\(\omega\)-Y sequence is a difference sequence system introduced by a Japanese googologist Yukito in July 2021. It is intended to be much stronger than the creator's past work Y sequence, as we will explain later.
\(\omega\)-Y sequence has new difference sequences called galaxy, galaxy group(or super cluster) and above, which are the extension of Mt. Fuji for the multidimensional structure.
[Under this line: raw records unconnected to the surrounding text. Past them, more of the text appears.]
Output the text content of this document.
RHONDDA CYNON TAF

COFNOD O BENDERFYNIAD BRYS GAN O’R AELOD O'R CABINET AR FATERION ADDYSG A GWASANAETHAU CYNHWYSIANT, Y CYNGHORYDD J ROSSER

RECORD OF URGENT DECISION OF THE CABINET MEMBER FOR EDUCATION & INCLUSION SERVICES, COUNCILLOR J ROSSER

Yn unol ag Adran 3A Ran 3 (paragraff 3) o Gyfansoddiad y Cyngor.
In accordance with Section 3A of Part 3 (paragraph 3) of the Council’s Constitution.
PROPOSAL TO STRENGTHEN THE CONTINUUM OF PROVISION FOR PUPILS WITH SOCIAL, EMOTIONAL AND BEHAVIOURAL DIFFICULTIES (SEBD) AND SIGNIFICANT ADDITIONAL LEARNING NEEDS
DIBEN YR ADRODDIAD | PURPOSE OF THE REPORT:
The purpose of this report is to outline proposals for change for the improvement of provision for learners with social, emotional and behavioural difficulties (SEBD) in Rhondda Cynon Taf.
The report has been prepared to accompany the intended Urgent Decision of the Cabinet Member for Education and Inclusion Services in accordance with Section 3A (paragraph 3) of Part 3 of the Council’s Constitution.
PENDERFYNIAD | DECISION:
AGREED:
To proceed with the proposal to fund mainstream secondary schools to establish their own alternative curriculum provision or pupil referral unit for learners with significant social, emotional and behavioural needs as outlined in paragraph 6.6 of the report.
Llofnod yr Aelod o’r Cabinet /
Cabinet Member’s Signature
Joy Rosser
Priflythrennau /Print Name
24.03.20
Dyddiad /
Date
Y sequence has "diagonal difference sequence" which consists of the numbers picked up from the top of the Mt. Fuji and it make a new Mt.Fuji (1,4,24 on the top of the Mt.Fuji based on (1,5,33) in the figure). On the other hand, \(\omega\)-Y sequence has not only diagonal difference sequences but also galactic difference sequence(or spiral difference sequence), which consists of the numbers picked up at the bottom-left corners of Mt.Fujis (1,3,14 on the (1,5,33)-based galaxy).
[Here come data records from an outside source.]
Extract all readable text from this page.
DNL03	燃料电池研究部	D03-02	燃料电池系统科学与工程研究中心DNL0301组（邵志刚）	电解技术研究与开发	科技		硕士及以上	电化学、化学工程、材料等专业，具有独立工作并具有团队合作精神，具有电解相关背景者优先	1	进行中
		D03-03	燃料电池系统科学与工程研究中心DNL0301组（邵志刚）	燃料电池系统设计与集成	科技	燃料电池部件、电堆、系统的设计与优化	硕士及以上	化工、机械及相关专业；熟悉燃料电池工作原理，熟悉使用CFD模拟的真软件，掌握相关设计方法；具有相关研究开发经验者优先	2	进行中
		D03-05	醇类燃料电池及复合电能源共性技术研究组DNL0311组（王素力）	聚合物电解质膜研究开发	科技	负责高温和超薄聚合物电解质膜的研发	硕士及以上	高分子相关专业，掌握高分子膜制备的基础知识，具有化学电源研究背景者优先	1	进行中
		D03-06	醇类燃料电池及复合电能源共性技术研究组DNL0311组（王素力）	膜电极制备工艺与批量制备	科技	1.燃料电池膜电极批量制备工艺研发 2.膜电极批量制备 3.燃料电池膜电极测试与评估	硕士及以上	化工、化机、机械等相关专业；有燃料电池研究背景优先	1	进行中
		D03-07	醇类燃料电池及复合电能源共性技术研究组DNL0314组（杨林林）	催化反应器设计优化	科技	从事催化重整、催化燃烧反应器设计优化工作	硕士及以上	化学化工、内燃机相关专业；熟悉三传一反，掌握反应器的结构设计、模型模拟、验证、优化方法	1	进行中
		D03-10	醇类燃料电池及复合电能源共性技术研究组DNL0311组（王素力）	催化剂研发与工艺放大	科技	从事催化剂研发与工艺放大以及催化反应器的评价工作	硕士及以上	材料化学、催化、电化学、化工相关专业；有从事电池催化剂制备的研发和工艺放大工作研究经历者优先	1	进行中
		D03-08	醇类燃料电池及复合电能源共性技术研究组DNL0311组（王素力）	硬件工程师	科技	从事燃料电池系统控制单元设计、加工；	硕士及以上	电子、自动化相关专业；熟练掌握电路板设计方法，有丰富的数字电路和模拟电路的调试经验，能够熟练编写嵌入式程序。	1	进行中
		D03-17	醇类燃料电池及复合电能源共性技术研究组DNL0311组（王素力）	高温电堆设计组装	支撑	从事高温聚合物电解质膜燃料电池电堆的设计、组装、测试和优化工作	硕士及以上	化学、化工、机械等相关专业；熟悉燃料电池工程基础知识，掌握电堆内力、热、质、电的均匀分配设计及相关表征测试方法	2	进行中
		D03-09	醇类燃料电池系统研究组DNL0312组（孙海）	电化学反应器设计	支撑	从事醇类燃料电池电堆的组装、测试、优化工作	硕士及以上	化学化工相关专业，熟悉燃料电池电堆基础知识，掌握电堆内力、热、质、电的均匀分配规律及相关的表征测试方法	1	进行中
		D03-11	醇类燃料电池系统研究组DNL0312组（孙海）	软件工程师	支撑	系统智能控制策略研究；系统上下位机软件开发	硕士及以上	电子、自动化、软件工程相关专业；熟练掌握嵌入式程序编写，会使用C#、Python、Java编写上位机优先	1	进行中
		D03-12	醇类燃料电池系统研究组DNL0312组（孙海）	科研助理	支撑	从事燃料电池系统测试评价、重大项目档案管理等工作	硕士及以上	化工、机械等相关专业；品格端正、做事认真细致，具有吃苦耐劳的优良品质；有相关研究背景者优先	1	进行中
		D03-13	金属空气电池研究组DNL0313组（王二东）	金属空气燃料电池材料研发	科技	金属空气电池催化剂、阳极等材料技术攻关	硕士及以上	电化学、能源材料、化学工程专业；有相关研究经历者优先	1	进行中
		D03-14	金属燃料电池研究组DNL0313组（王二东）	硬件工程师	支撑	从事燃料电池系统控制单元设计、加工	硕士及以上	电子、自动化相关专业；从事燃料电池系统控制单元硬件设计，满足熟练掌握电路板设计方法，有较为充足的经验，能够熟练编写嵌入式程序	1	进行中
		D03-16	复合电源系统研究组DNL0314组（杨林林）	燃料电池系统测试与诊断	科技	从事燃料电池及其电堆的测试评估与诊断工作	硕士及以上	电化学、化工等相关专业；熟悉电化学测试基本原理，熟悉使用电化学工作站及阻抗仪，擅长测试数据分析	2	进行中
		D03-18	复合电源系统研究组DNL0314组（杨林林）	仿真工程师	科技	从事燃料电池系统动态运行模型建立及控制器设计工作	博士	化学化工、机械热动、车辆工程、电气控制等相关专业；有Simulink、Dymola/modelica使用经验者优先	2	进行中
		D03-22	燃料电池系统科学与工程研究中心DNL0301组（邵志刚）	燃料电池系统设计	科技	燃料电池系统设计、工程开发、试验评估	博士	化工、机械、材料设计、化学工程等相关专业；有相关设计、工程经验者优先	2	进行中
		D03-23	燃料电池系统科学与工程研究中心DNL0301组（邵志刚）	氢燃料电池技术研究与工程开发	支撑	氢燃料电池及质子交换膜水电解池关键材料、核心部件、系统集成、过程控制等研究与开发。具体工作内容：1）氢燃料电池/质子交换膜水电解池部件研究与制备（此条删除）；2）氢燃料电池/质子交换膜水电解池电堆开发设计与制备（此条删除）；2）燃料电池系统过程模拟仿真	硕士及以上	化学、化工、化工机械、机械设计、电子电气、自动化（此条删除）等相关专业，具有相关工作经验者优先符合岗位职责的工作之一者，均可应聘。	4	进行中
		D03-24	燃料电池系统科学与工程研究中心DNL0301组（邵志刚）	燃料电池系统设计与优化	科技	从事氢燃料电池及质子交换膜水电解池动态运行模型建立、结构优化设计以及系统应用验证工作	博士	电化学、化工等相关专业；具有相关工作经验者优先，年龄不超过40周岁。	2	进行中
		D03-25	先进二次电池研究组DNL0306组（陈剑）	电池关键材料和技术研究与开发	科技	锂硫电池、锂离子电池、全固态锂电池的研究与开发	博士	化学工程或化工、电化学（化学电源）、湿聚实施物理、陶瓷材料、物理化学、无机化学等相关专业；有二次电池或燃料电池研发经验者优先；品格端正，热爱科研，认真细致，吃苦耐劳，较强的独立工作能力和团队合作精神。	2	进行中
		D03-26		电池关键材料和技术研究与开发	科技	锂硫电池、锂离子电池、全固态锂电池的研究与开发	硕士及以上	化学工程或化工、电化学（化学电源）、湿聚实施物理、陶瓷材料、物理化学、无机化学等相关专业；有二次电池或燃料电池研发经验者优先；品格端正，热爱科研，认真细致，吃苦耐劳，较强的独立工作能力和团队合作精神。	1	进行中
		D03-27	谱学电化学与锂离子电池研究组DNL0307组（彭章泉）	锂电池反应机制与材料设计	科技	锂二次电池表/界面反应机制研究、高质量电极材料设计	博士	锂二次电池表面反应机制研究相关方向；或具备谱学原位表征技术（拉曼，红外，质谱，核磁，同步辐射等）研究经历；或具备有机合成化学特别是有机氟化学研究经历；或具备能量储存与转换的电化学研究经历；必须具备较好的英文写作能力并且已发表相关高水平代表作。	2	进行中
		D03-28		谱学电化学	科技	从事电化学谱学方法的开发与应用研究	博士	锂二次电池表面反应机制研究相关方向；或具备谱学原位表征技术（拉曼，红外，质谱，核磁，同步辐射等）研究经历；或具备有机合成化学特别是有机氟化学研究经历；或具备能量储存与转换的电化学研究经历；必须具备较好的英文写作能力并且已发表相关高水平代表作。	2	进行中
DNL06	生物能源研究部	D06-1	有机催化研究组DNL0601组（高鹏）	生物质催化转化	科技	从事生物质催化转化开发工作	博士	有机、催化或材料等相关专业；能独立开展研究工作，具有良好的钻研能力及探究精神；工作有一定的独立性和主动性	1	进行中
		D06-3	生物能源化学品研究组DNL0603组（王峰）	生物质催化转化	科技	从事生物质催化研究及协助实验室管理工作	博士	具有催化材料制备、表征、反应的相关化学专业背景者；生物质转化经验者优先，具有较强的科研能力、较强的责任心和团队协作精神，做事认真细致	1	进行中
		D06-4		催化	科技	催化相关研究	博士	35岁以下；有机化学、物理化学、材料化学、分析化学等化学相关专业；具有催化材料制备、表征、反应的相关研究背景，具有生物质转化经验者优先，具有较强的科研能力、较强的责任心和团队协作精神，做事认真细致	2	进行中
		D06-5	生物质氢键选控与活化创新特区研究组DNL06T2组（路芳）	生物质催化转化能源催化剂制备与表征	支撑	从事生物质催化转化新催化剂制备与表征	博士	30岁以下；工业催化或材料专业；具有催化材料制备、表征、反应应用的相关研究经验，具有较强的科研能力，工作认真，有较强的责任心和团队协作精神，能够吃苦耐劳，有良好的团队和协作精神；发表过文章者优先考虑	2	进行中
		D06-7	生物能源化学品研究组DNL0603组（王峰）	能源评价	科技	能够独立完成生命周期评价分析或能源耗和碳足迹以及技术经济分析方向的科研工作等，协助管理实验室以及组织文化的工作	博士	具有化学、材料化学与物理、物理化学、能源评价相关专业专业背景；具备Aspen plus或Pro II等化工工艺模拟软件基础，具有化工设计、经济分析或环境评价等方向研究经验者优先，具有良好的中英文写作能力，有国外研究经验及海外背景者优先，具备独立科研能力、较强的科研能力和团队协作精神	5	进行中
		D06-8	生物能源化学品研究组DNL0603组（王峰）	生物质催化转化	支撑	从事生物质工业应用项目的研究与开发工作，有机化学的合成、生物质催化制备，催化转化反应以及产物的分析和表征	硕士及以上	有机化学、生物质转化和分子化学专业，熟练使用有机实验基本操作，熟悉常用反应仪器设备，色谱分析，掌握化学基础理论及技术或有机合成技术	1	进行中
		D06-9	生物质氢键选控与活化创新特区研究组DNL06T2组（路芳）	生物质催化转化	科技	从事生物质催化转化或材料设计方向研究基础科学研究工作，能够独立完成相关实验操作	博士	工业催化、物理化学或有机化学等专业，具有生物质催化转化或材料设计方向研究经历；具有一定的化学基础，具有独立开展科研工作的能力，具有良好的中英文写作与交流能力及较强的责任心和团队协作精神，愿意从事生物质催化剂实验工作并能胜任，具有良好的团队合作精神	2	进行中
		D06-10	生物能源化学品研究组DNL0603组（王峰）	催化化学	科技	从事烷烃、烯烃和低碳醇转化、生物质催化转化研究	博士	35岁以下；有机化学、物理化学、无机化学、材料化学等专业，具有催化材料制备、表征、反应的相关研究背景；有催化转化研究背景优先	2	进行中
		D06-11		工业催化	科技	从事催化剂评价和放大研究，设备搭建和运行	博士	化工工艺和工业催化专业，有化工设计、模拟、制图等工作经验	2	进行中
The galactic difference sequence (1,3,14) has an own difference sequence (2,11), and it makes a new galaxy based on the difference sequence (2,11) (in the right side of (1,5,33)). The galaxy difference sequence of the (2,1)-based galaxy is (2,7) and it makes another (5)-based galaxy. Now we got the 3 galaxies and it makes a new galaxy group based on (1,3) (in the bottom side of the (1,5,33)) by the difference sequence of the galaxy group difference sequence (1,2,5).
In this way, \(\omega\)-Y sequence can continue it infinitely, sequences, Mt.Fujis, galaxies, galaxy groups, 6th structures, 7th structures, 8th structures, ... and so on. The n-th structures consist of n-th dimensional structure. Especially, \(\omega\)-Y(1,n) consist of n-th dimensional simplex.
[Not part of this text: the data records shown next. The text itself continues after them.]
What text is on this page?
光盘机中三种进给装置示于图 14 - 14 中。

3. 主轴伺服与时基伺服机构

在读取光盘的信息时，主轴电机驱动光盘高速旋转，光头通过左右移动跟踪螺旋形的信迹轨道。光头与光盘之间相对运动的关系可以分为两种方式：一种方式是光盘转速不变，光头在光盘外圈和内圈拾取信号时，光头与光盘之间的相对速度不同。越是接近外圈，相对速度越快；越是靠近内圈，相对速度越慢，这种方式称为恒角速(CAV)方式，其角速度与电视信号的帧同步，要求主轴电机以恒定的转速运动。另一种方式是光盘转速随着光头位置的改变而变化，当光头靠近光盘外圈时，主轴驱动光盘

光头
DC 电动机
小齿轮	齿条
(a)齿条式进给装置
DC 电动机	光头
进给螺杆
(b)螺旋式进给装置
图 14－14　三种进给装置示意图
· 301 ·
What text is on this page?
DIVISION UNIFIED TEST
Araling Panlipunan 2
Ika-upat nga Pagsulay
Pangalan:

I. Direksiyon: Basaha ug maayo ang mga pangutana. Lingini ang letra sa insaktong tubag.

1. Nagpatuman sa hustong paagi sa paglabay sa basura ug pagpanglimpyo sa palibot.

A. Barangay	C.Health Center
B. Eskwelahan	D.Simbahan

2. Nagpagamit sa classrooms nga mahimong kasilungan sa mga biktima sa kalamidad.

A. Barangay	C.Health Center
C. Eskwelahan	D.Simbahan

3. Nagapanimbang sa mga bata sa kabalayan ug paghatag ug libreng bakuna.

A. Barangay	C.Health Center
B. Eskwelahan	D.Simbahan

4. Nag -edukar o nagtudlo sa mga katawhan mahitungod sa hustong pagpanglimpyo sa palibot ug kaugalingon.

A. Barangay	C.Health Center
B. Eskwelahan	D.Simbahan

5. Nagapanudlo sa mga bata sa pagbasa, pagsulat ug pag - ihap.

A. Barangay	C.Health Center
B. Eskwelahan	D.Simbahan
The difference of the structure of \(\omega\)-Y sequence to the one of Y sequence is that Y sequence makes a next Mt.Fuji by putting the diagonal sequence itself into the base of the new Mt.Fuji and \(\omega\)-Y sequence makes the next Mt.Fuji (or the next structure) by putting the "difference sequence" of the diagonal sequence. For example, the basic Mt.Fuji of Y(1,4) is ((1,4),(3)) and the diagonal sequence is (1,3), and the next Mt.Fuji becomes (1,3) itself in Y-sequence. On the other hand in \(\omega\)-Y sequence, the diagonal sequence of ((1,4),(3)) is (1,3) and the next Mt.Fuji becomes (2) which is the difference sequence of (1,3).
Yukito said he had tried to make Y^n sequences whose limit Y^n(1,\(\omega\)) is equal to Y^n+1(1,3) at first time, however, it had critical bug and he changed the way. While Y^ns unlock the new dimensions, \(\omega\)-Y sequence unlocks the all dimensions at once.
The expansion rule of \(\omega\)-Y sequence to solve an expression like \(\omega\)-Y(s)[n] for a valid sequence \(s\) and a natural number \(n\) is defined by the function expand(s,n,stringify) on the code by Naruyoko.
Yukito said that he named f^2000(1) using f(n)=\(\omega\)-Y(1,\(\omega\))[n] as \(\omega\)-Y sequence number.
User:Naruyoko made a program MEGA whY mountain to draw the structure of \(\omega\)-sequence. It draws a multi-dimensional Mt. Fuji with a structure that looks like a pile of Mt.Fuji on top of Mt.Fuji, one after another. Yukito calls it Mega-Mt.Fuji.